Washington DC
CNN
—
U.S. mortgage rates rose this week to their highest level in nearly 23 years as inflationary pressures persist.
The average interest rate on a 30-year fixed-rate mortgage was 7.31% for the week ending Sept. 28, up from 7.19% the previous week, according to data released Thursday by Freddie Mac. A year ago, the 30-year fixed rate was 6.70%.
“30-year fixed-rate mortgages have reached their highest level since 2000,” Sam Cater, chief economist at Freddie Mac, said in a statement. “However, unlike at the turn of the millennium, today’s home prices are rising along with mortgage rates, largely due to inventory shortages. These headwinds are causing both buyers and sellers to hold out in search of better conditions. There is.”
Average mortgage rates are based on mortgage applications received by Freddie Mac from thousands of lenders nationwide. The survey included only borrowers with a 20% down payment and good credit.
Mortgage rates have soared during the Fed’s historic campaign to curb inflation, and although considerable progress has been made since June 2022, when inflation hit 9.1%, Fed officials say they still have a ways to go. It has said.
The core consumer spending index, the Fed’s preferred measure of inflation, is currently 4.2%, more than double the Fed’s 2% target. Economists expect it to fall to 3.9% when the latest figures are released on Friday.
Daniel Hale, chief economist at Realtor.com, said this week’s rise in mortgage rates is an extension of last week’s modest rise as investors settled for “longer-term” rates after last week’s Fed policy meeting. He said it was a follow-up to.
Hale said the takeaway from the meeting was that the Fed’s upward adjustments are not over yet.
“Based on revised economic forecasts, further rate hikes this year are definitely on the table, and the expected policy rates for 2024 and 2025 are also higher than previously expected,” he said. “Market participants are still playing catch-up.”
Although the Fed does not directly set the interest rates that borrowers pay on their mortgages, its actions do affect borrowers.

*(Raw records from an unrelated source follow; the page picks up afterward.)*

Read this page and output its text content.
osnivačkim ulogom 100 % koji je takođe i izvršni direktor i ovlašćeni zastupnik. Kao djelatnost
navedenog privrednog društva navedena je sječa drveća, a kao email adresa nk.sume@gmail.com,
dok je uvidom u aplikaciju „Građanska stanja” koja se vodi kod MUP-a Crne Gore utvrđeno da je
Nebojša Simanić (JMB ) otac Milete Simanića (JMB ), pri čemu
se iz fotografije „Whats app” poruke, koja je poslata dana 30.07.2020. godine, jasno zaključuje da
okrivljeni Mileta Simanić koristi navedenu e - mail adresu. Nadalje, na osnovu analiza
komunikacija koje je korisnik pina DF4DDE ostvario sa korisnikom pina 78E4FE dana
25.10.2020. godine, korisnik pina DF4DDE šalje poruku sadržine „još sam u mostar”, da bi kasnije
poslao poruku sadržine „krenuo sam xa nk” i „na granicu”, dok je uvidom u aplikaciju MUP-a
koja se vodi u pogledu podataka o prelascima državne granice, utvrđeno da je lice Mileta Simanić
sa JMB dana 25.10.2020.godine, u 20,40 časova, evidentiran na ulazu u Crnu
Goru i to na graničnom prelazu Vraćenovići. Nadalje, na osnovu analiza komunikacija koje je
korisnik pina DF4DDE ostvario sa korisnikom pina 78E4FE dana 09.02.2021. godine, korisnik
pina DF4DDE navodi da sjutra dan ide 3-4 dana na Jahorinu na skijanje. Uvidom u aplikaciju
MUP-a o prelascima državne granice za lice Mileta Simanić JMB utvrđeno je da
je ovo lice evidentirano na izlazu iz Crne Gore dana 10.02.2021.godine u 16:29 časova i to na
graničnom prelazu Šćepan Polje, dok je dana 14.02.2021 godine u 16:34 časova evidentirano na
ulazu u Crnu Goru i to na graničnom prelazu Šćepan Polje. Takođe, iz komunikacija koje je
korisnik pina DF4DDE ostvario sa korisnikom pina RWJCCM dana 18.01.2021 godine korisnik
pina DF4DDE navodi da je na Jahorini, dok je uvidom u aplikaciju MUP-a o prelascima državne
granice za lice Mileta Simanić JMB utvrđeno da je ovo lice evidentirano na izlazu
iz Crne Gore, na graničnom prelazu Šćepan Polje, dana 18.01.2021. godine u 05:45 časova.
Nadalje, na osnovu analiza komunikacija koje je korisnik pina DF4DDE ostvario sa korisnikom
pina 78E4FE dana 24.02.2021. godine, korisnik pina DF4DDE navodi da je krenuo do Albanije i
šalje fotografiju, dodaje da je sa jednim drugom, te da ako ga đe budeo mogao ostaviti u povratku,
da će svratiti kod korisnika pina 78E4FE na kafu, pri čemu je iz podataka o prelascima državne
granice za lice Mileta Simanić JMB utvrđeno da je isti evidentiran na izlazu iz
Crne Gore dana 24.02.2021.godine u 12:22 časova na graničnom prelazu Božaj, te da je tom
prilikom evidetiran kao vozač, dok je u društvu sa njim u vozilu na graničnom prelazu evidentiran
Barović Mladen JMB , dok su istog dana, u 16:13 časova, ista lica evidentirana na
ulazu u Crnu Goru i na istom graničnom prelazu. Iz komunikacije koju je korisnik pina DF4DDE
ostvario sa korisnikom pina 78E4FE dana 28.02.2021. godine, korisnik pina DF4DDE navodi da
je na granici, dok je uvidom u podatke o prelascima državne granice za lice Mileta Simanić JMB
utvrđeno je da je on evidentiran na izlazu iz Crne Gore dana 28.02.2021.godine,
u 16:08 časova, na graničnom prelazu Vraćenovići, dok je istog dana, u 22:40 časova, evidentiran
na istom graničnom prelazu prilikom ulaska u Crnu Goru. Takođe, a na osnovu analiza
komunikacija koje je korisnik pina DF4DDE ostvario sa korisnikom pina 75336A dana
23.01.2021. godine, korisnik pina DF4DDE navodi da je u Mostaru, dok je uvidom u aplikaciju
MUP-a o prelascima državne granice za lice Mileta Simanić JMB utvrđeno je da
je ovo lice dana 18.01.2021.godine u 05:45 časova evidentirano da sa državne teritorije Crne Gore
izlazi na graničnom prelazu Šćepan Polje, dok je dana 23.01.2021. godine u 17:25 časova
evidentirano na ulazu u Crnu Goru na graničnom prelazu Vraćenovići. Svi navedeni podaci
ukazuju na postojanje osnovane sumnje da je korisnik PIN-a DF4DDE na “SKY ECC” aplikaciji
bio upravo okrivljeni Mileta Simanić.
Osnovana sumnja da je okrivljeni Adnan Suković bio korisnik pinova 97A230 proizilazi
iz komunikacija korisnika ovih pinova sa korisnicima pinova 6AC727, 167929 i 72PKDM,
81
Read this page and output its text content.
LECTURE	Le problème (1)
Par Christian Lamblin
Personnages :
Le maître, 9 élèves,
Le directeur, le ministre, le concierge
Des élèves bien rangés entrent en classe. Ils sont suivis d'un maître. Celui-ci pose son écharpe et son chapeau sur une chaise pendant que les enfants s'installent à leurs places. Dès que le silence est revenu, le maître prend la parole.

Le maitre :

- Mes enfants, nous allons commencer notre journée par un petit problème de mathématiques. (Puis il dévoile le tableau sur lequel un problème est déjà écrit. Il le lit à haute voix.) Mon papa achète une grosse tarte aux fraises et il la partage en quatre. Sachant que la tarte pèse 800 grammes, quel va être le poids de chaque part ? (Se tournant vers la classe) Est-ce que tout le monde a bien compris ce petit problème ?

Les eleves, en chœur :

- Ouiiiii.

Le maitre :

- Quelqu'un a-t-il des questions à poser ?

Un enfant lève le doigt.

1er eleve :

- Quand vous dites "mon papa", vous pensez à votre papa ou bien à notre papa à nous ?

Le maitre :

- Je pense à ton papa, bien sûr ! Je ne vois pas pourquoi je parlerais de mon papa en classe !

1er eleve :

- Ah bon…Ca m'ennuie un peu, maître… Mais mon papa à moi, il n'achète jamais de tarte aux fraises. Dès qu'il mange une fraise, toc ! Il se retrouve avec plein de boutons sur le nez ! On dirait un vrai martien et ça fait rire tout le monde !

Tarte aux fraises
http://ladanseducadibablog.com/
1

Mortgage rates tend to be tied to the yield on the 10-year U.S. Treasury, which fluctuates based on a combination of expectations for Fed action, what the Fed actually does, and investor reaction. As Treasury yields rise, mortgage interest rates also rise. When interest rates fall, mortgage rates tend to follow suit.
The yield on the 10-year US Treasury rose from 4.3% on September 20th to 4.6% as of September 27th.
According to the Mortgage Bankers Association, the number of mortgage applications continued to decline last week as mortgage rates rose.
“Interest rates above 7% and low inventory for sale continue to pose affordability challenges for prospective buyers,” said Bob Bruksmit, MBA President and CEO. Ta. “We expect housing market activity to continue to slow until interest rates begin to return.”
There are an unusually low number of homes for sale on the market as homeowners are stuck with ultra-low interest rates, a few percentage points below current rates.
According to Realtor.com, there has been a slight increase in the number of newly listed homes coming onto the market in recent weeks, but Hale said this is seasonal.
He said the first week of October tends to be an ideal week to buy a home because home prices tend to fall compared to their summer highs and there are fewer buyers competing for homes. But Hale said housing inventory remains higher than normal weeks.
However, he added that mortgage rates remain a wild card, potentially making it impossible for some buyers to enter the market at this time.
Hale said the market is pushing up prices as the few remaining buyers compete for the few available homes, even though there are so few people selling homes and demand is down. That’s what it means.
This rise in prices and mortgage rates stands in contrast to the rent relief of the past few months. This could lead first-time buyers to wait for house prices and mortgage rates to stabilize before renting instead.
“Purchasing a starter home is more expensive than renting in all but three major U.S. markets.” [Realtor.com] “This explains why buyer demand is likely to remain relatively low,” Hale said.